From ccac6ceea98a1bcc7c06e4c6e010159f850f32cc Mon Sep 17 00:00:00 2001
From: =?UTF-8?q?=E6=B8=B8=E9=9B=81?= <zhifu.gzf@alibaba-inc.com>
Date: Sat, 13 Jan 2024 22:35:20 +0800
Subject: [PATCH] fix punc model

---
 funasr/datasets/preprocessor.py | 20 --------------------
 1 file changed, 20 deletions(-)

diff --git a/funasr/datasets/preprocessor.py b/funasr/datasets/preprocessor.py
index 966cc9449..f3b7d43ee 100644
--- a/funasr/datasets/preprocessor.py
+++ b/funasr/datasets/preprocessor.py
@@ -664,26 +664,6 @@ def __init__(
         if self.seg_jieba:
             jieba.load_userdict(seg_dict_file)
 
-    @classmethod
-    def split_words(cls, text: str):
-        words = []
-        segs = text.split()
-        for seg in segs:
-            # There is no space in seg.
-            current_word = ""
-            for c in seg:
-                if len(c.encode()) == 1:
-                    # This is an ASCII char.

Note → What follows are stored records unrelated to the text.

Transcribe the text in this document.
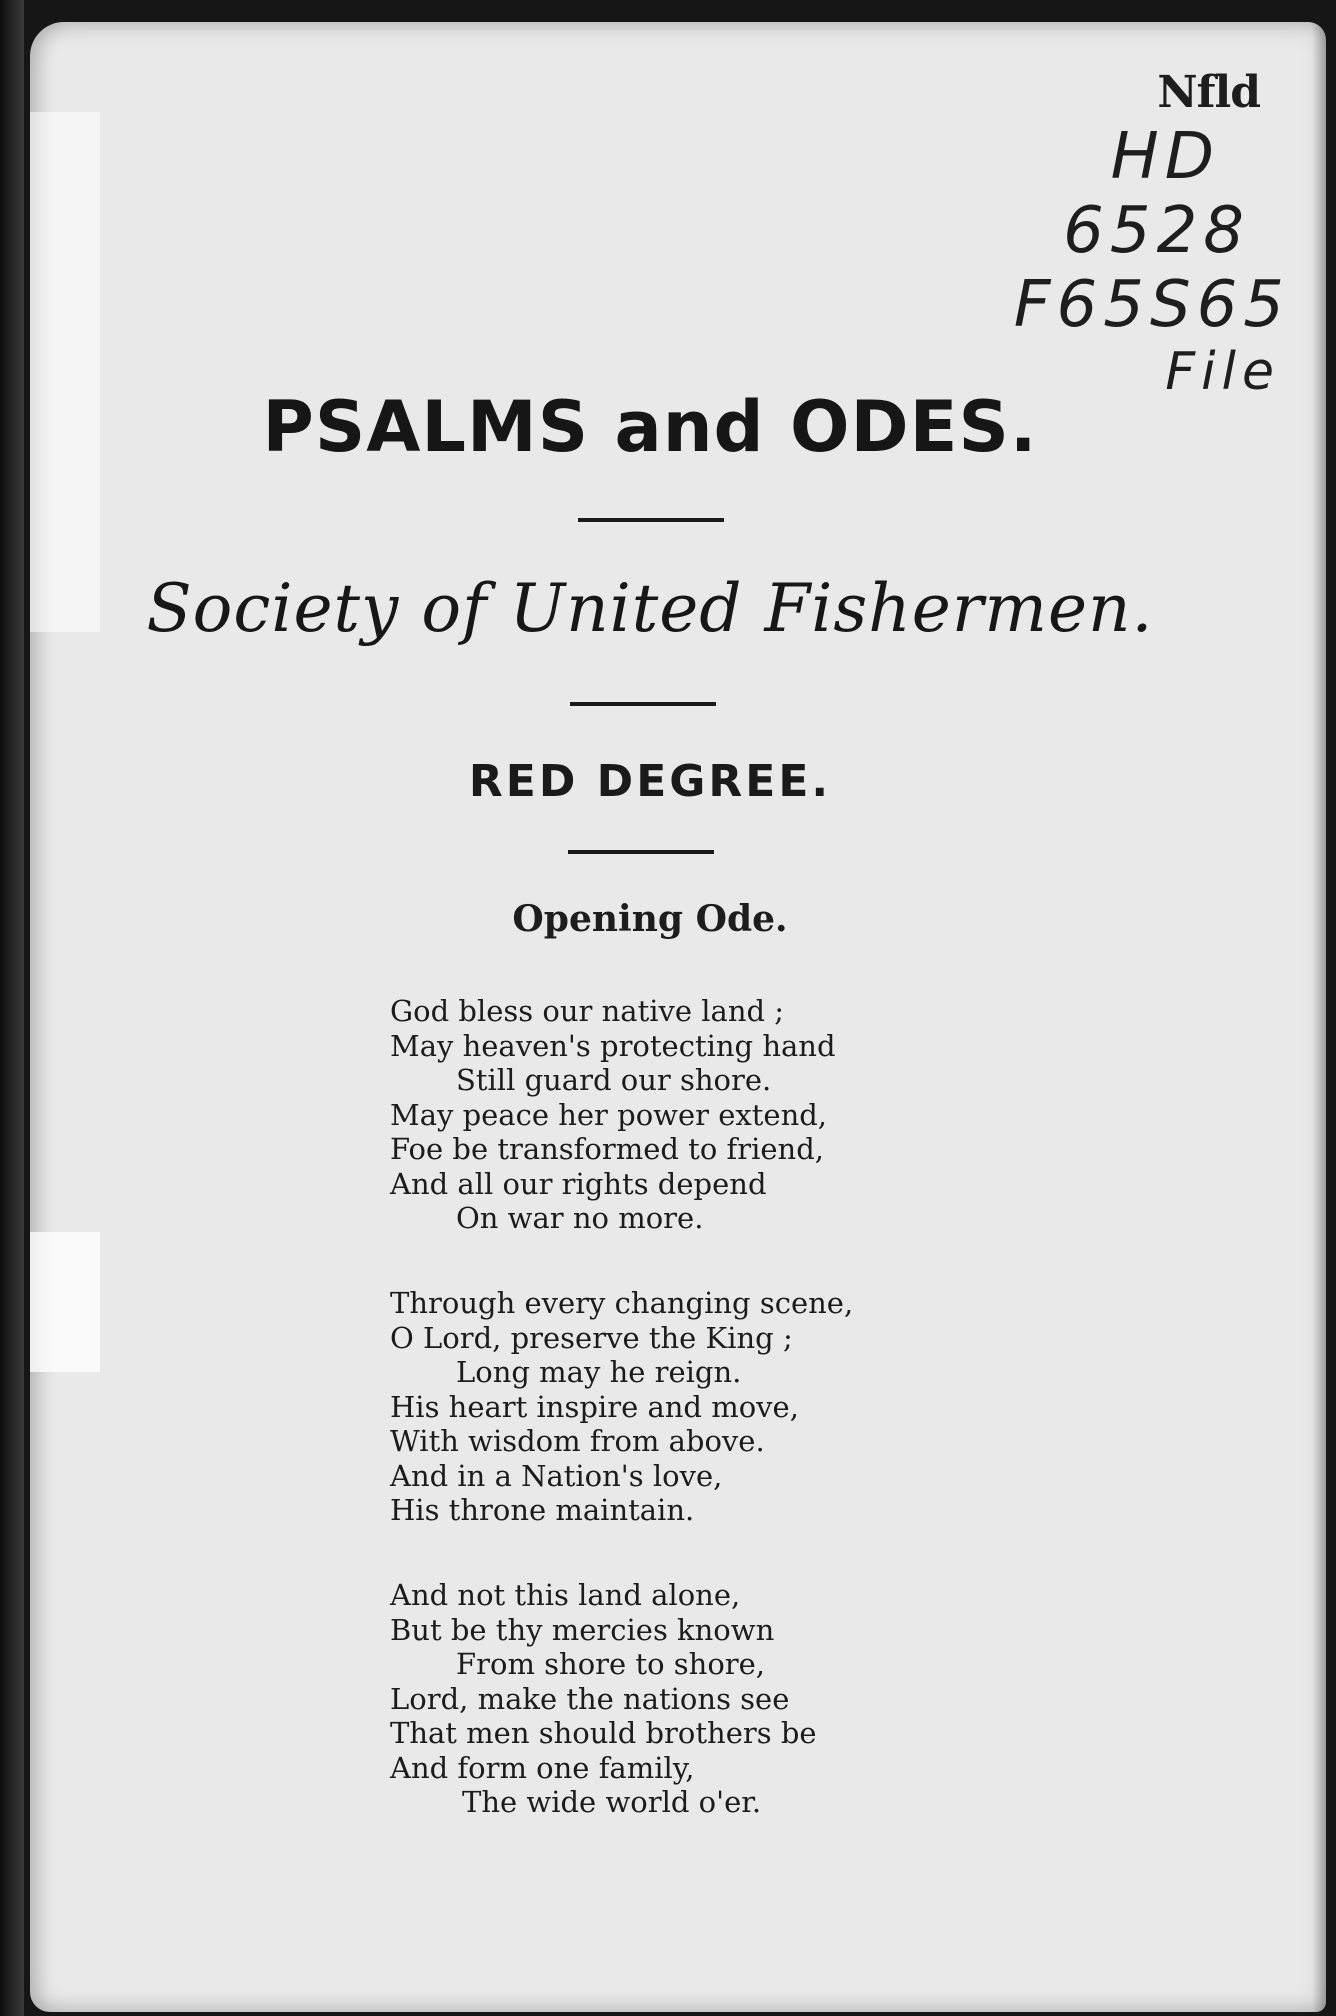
Nfld
HD
6528
F65S65
File
PSALMS and ODES.
Society of United Fishermen.
RED DEGREE.
Opening Ode.
God bless our native land ;
May heaven's protecting hand
Still guard our shore.
May peace her power extend,
Foe be transformed to friend,
And all our rights depend
On war no more.
Through every changing scene,
O Lord, preserve the King ;
Long may he reign.
His heart inspire and move,
With wisdom from above.
And in a Nation's love,
His throne maintain.
And not this land alone,
But be thy mercies known
From shore to shore,
Lord, make the nations see
That men should brothers be
And form one family,
The wide world o'er.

-                    current_word += c
-                else:
-                    # This is a Chinese char.
-                    if len(current_word) > 0:
-                        words.append(current_word)
-                        current_word = ""
-                    words.append(c)
-            if len(current_word) > 0:
-                words.append(current_word)
-        return words
 
     @classmethod
     def isEnglish(cls, text:str):